28.6.1 Vascular Injury
The major risk of ALIF with perhaps the most critical consequence is injury to a great vessel. Depending on the vertebral level, ALIF is associated with risk of injury to the iliac arteries and veins. Vascular injury with anterior exposure is a potentially life-threatening complication as rapid excessive blood loss can occur with a large tear or avulsion of a vessel. Rate of vascular injury after anterior lumbar exposure is reported to be 1–15 %. Venous injury is particularly difficult as these vessels are not easily repaired, even by an experienced vascular surgeon. The incidence of venous injury in primary anterior surgery for lumbar disorders has been reported from 0 to 25 %, depending on case series, approach, and degree of venous injury recorded.

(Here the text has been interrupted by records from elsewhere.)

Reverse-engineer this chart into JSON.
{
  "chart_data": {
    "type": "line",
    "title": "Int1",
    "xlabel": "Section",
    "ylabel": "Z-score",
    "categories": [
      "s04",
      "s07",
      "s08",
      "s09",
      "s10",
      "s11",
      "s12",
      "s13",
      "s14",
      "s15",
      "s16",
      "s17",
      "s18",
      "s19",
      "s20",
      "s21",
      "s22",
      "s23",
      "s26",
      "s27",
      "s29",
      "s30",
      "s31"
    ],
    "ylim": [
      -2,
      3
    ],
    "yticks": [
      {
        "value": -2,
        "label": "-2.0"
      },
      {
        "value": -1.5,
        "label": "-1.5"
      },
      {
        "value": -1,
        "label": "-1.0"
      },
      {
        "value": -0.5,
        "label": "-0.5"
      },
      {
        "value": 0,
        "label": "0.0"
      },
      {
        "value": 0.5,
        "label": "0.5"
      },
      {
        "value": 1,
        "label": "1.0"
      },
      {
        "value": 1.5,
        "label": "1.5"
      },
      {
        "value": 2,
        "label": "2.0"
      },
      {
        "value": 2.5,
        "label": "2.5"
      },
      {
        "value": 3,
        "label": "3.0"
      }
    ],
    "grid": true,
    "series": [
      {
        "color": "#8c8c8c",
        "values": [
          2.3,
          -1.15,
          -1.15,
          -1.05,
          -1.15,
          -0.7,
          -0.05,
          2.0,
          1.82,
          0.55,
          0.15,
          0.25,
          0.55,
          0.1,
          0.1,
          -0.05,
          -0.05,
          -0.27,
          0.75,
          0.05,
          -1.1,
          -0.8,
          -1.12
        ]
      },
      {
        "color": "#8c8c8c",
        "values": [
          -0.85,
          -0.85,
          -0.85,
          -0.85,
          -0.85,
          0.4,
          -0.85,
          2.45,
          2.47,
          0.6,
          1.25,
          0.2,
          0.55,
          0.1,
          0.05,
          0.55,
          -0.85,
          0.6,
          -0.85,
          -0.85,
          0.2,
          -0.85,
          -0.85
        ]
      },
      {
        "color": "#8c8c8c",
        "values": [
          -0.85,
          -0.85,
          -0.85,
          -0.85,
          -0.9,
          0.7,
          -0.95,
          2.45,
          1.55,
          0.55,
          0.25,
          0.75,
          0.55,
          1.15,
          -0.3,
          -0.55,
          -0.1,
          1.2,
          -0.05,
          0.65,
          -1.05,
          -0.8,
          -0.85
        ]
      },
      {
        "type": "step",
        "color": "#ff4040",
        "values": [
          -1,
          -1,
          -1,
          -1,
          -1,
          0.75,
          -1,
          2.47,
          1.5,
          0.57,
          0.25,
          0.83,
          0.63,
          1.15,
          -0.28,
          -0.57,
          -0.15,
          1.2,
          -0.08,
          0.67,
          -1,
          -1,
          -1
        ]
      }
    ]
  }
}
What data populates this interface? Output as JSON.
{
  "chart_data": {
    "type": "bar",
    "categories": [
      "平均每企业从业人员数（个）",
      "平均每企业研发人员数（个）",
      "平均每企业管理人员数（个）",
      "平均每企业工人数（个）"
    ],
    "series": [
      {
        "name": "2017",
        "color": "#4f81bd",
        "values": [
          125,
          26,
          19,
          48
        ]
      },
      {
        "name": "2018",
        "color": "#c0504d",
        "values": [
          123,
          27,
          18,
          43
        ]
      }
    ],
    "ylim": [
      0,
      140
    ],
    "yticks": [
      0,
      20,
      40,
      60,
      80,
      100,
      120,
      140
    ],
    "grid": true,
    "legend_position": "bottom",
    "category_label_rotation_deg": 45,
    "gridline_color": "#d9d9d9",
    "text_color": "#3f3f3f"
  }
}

In a review of 345 anterior lumbar procedures performed on 338 patients, the incidence of a major vascular complication was 2.9 % [24]. There were nine injuries involving the common iliac vein and one aortic injury. Current or previous osteomyelitis or discogenic infection, previous anterior spinal surgery, spondylolisthesis, osteophyte formation, transitional lumbosacral vertebra, and anterior migration of the interbody device are associated with increased risk of vascular complication as these lead to scarring and adherence of vessels. Proper identification with gentle blunt dissection of these vessels from the peritoneum and the anterior spine minimizes the risk of vascular injury. Liberal use of topical hemostatic agents can help control minor bleeding from small vessel injuries while preserving vascular patency. Radicular vessels that are sacrificed require proper suture or clip ligation as these vessels tend to retract when cut and may lead to bleeding that is difficult to control otherwise. In some cases where the vessels cannot be safely mobilized or when bleeding is difficult to manage, the spinal procedure may need to be aborted and a posterior approach taken once the patient is medically stable.